しかし、レイジが目を覚ます前に絶対に確認しなくてはいけないことがあった。
「貴女が戦いを仕掛けた理由はなんですか?」
レイジの身の安全だった。
「そいつは当然——力が無いヤツには価値はねぇからだよ」
「⋯⋯それを聞けて少しだけ安心しました」
そう言いながらパンドラは細剣を下ろした。
あまりに暴力的な発言だが、魔界という過酷な環境下で生きてきたパンドラとしては懐かしい価値観であった。

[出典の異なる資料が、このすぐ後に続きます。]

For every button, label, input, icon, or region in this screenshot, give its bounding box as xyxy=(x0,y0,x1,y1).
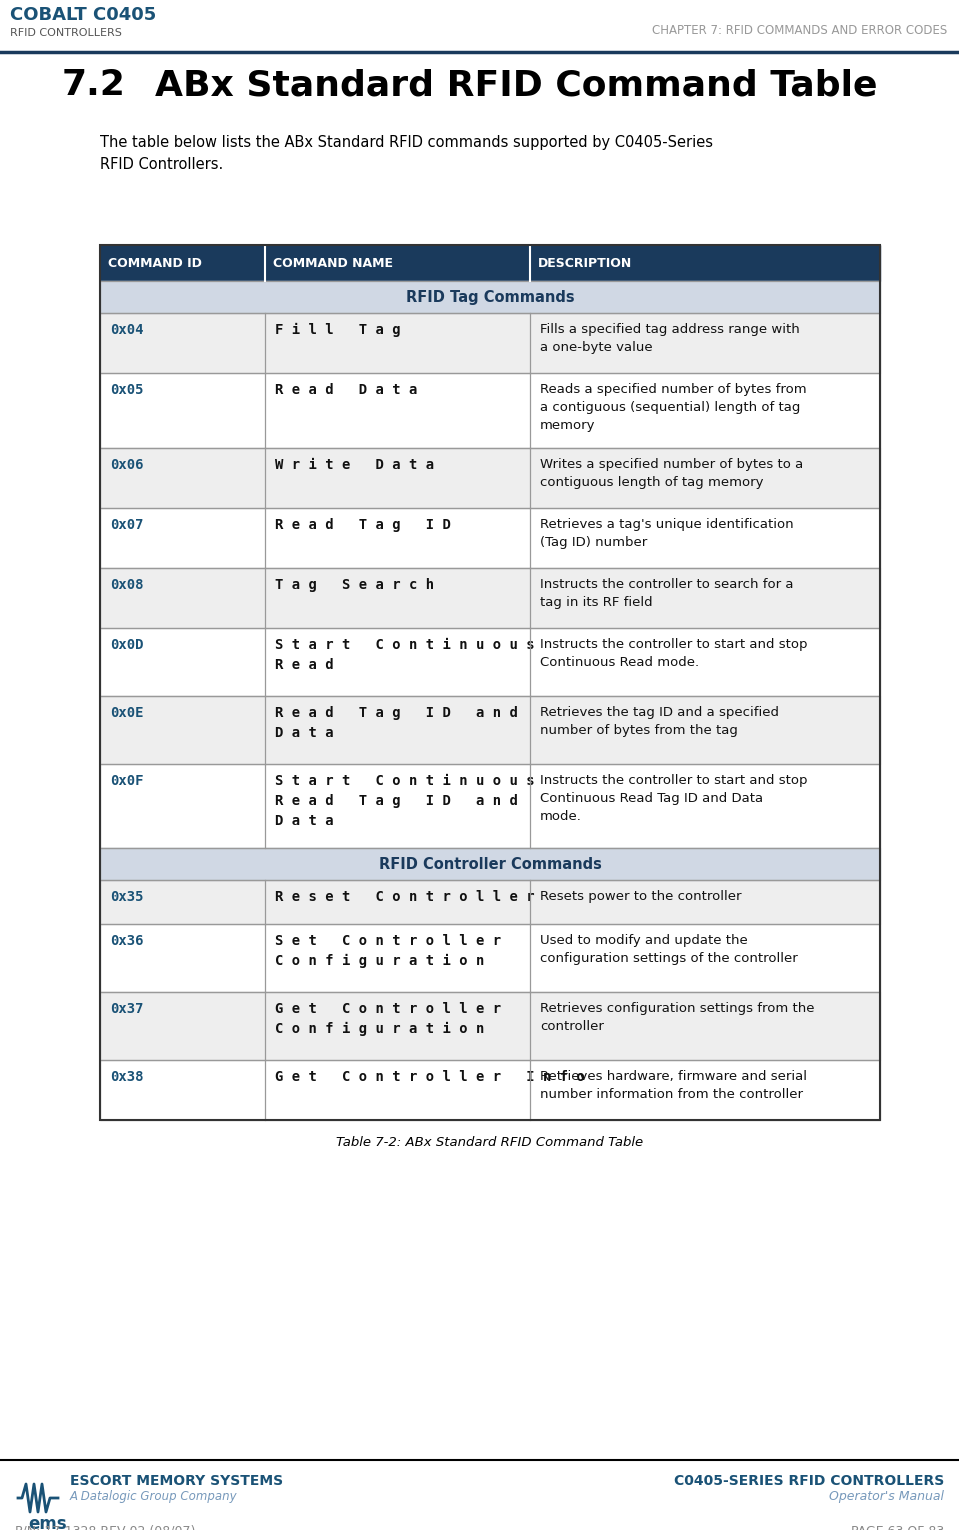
Bar xyxy=(100,848,880,880)
Text: 0x37: 0x37 xyxy=(110,1002,144,1016)
Bar xyxy=(100,568,880,627)
Bar xyxy=(100,880,880,924)
Text: 0x05: 0x05 xyxy=(110,382,144,396)
Text: CHAPTER 7: RFID COMMANDS AND ERROR CODES: CHAPTER 7: RFID COMMANDS AND ERROR CODES xyxy=(652,23,947,37)
Text: 0x35: 0x35 xyxy=(110,890,144,904)
Bar xyxy=(100,373,880,448)
Bar xyxy=(100,763,880,848)
Text: Used to modify and update the
configuration settings of the controller: Used to modify and update the configurat… xyxy=(540,933,798,965)
Text: R e a d   T a g   I D: R e a d T a g I D xyxy=(275,519,451,532)
Bar xyxy=(100,245,880,282)
Text: T a g   S e a r c h: T a g S e a r c h xyxy=(275,578,434,592)
Text: ABx Standard RFID Command Table: ABx Standard RFID Command Table xyxy=(155,67,877,103)
Text: Operator's Manual: Operator's Manual xyxy=(829,1490,944,1502)
Text: 7.2: 7.2 xyxy=(62,67,126,103)
Text: S t a r t   C o n t i n u o u s
R e a d   T a g   I D   a n d
D a t a: S t a r t C o n t i n u o u s R e a d T … xyxy=(275,774,534,828)
Text: G e t   C o n t r o l l e r
C o n f i g u r a t i o n: G e t C o n t r o l l e r C o n f i g u … xyxy=(275,1002,502,1036)
Text: Retrieves configuration settings from the
controller: Retrieves configuration settings from th… xyxy=(540,1002,814,1033)
Bar xyxy=(0,0,959,52)
Text: Resets power to the controller: Resets power to the controller xyxy=(540,890,741,903)
Bar xyxy=(100,924,880,991)
Text: RFID CONTROLLERS: RFID CONTROLLERS xyxy=(10,28,122,38)
Text: 0x36: 0x36 xyxy=(110,933,144,949)
Text: A Datalogic Group Company: A Datalogic Group Company xyxy=(70,1490,238,1502)
Bar xyxy=(100,282,880,314)
Bar xyxy=(100,880,880,924)
Text: Retrieves the tag ID and a specified
number of bytes from the tag: Retrieves the tag ID and a specified num… xyxy=(540,705,779,737)
Bar xyxy=(100,991,880,1060)
Text: 0x06: 0x06 xyxy=(110,457,144,471)
Text: 0x0F: 0x0F xyxy=(110,774,144,788)
Text: COMMAND ID: COMMAND ID xyxy=(108,257,202,269)
Bar xyxy=(100,448,880,508)
Text: Fills a specified tag address range with
a one-byte value: Fills a specified tag address range with… xyxy=(540,323,800,353)
Text: Table 7-2: ABx Standard RFID Command Table: Table 7-2: ABx Standard RFID Command Tab… xyxy=(337,1135,643,1149)
Text: 0x38: 0x38 xyxy=(110,1069,144,1083)
Text: Retrieves a tag's unique identification
(Tag ID) number: Retrieves a tag's unique identification … xyxy=(540,519,794,549)
Bar xyxy=(100,448,880,508)
Text: P/N: 17-1328 REV 02 (08/07): P/N: 17-1328 REV 02 (08/07) xyxy=(15,1525,196,1530)
Bar xyxy=(100,1060,880,1120)
Bar xyxy=(100,508,880,568)
Text: COMMAND NAME: COMMAND NAME xyxy=(273,257,393,269)
Bar xyxy=(100,314,880,373)
Bar xyxy=(100,508,880,568)
Text: The table below lists the ABx Standard RFID commands supported by C0405-Series
R: The table below lists the ABx Standard R… xyxy=(100,135,713,173)
Text: Reads a specified number of bytes from
a contiguous (sequential) length of tag
m: Reads a specified number of bytes from a… xyxy=(540,382,807,431)
Bar xyxy=(100,763,880,848)
Bar xyxy=(100,991,880,1060)
Text: W r i t e   D a t a: W r i t e D a t a xyxy=(275,457,434,471)
Text: S e t   C o n t r o l l e r
C o n f i g u r a t i o n: S e t C o n t r o l l e r C o n f i g u … xyxy=(275,933,502,968)
Text: Instructs the controller to start and stop
Continuous Read mode.: Instructs the controller to start and st… xyxy=(540,638,807,669)
Text: F i l l   T a g: F i l l T a g xyxy=(275,323,401,337)
Text: G e t   C o n t r o l l e r   I n f o: G e t C o n t r o l l e r I n f o xyxy=(275,1069,585,1083)
Bar xyxy=(100,568,880,627)
Text: R e s e t   C o n t r o l l e r: R e s e t C o n t r o l l e r xyxy=(275,890,534,904)
Text: R e a d   D a t a: R e a d D a t a xyxy=(275,382,417,396)
Bar xyxy=(100,627,880,696)
Text: 0x0E: 0x0E xyxy=(110,705,144,721)
Bar xyxy=(100,314,880,373)
Bar xyxy=(100,373,880,448)
Text: Instructs the controller to search for a
tag in its RF field: Instructs the controller to search for a… xyxy=(540,578,793,609)
Bar xyxy=(100,848,880,880)
Text: RFID Tag Commands: RFID Tag Commands xyxy=(406,289,574,304)
Text: 0x0D: 0x0D xyxy=(110,638,144,652)
Text: PAGE 63 OF 83: PAGE 63 OF 83 xyxy=(851,1525,944,1530)
Text: RFID Controller Commands: RFID Controller Commands xyxy=(379,857,601,872)
Bar xyxy=(100,924,880,991)
Bar xyxy=(100,696,880,763)
Text: 0x07: 0x07 xyxy=(110,519,144,532)
Text: ems: ems xyxy=(28,1515,66,1530)
Text: R e a d   T a g   I D   a n d
D a t a: R e a d T a g I D a n d D a t a xyxy=(275,705,518,741)
Text: Writes a specified number of bytes to a
contiguous length of tag memory: Writes a specified number of bytes to a … xyxy=(540,457,804,490)
Text: Retrieves hardware, firmware and serial
number information from the controller: Retrieves hardware, firmware and serial … xyxy=(540,1069,807,1102)
Bar xyxy=(100,627,880,696)
Bar xyxy=(100,696,880,763)
Text: 0x08: 0x08 xyxy=(110,578,144,592)
Text: ESCORT MEMORY SYSTEMS: ESCORT MEMORY SYSTEMS xyxy=(70,1473,283,1489)
Text: C0405-SERIES RFID CONTROLLERS: C0405-SERIES RFID CONTROLLERS xyxy=(674,1473,944,1489)
Text: COBALT C0405: COBALT C0405 xyxy=(10,6,156,24)
Text: Instructs the controller to start and stop
Continuous Read Tag ID and Data
mode.: Instructs the controller to start and st… xyxy=(540,774,807,823)
Bar xyxy=(100,282,880,314)
Text: DESCRIPTION: DESCRIPTION xyxy=(538,257,632,269)
Text: S t a r t   C o n t i n u o u s
R e a d: S t a r t C o n t i n u o u s R e a d xyxy=(275,638,534,672)
Bar xyxy=(100,1060,880,1120)
Text: 0x04: 0x04 xyxy=(110,323,144,337)
Bar xyxy=(100,245,880,1120)
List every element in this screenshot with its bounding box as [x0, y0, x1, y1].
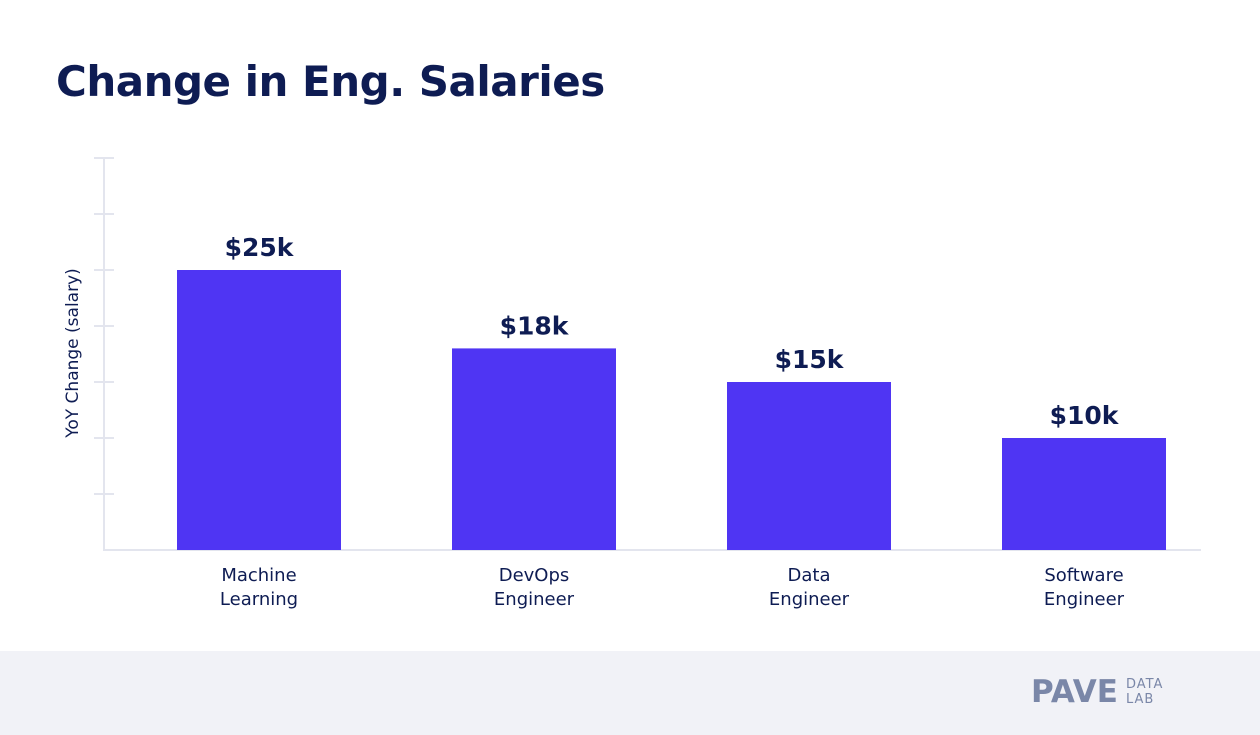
y-axis-label: YoY Change (salary) — [63, 268, 83, 439]
x-tick-label: Machine — [221, 565, 296, 586]
x-tick-label: Software — [1044, 565, 1123, 586]
bars — [177, 270, 1166, 550]
data-label: $10k — [1050, 401, 1120, 430]
logo-sub-lab: LAB — [1125, 692, 1155, 707]
chart-title: Change in Eng. Salaries — [56, 57, 605, 106]
logo-sub-data: DATA — [1125, 677, 1164, 692]
x-tick-label: Engineer — [1044, 589, 1125, 610]
bar — [1002, 438, 1166, 550]
data-label: $15k — [775, 345, 845, 374]
bar — [727, 382, 891, 550]
bar — [177, 270, 341, 550]
x-tick-label: Learning — [220, 589, 298, 610]
x-tick-label: Engineer — [494, 589, 575, 610]
x-tick-label: Data — [788, 565, 831, 586]
x-tick-label: Engineer — [769, 589, 850, 610]
labels: $25k Machine Learning $18k DevOps Engineer $15… — [220, 233, 1125, 610]
pave-data-lab-logo: PAVE DATA LAB — [1031, 675, 1163, 709]
bar-chart: $25k Machine Learning $18k DevOps Engineer $15… — [63, 157, 1201, 610]
data-label: $18k — [500, 311, 570, 340]
logo-wordmark: PAVE — [1031, 674, 1118, 710]
data-label: $25k — [225, 233, 295, 262]
logo-subtitle: DATA LAB — [1126, 677, 1164, 707]
footer — [0, 651, 1260, 735]
bar — [452, 348, 616, 550]
x-tick-label: DevOps — [499, 565, 570, 586]
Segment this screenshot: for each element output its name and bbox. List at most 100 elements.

むしろ、話し合いで解決できることの方がおかしいと思うほどだったのだ。
そして、侵入者の言い分は裏を返せばレイジには力があり、共闘を組む相手としては不足はないということなのだ。
「それではここから先は私の主を交えて——」
「いや、待ちな」
侵入者はレイジを起こそうとするパンドラの動きを言葉で制した。
「その話をする前にテメェに聞きたいことがある」
「⋯⋯私に、ですか?」
意外な形で呼び止められたことに少し驚くパンドラ。
侵入者を見ると、先の戦いよりも真剣な表情で座っている姿があった。
「ああ、そうだ。テメェ——」
パンドラ以外が眠っている状況下。
誰にも聴かれたくない話をするにはとても都合がいいこの空間。まるで意図的に作られたような静かな場所で——
「——【ダンジョンマスター】の時の記憶は残ってんのか?」
——天地をひっくり返すような爆弾が投げつけられた。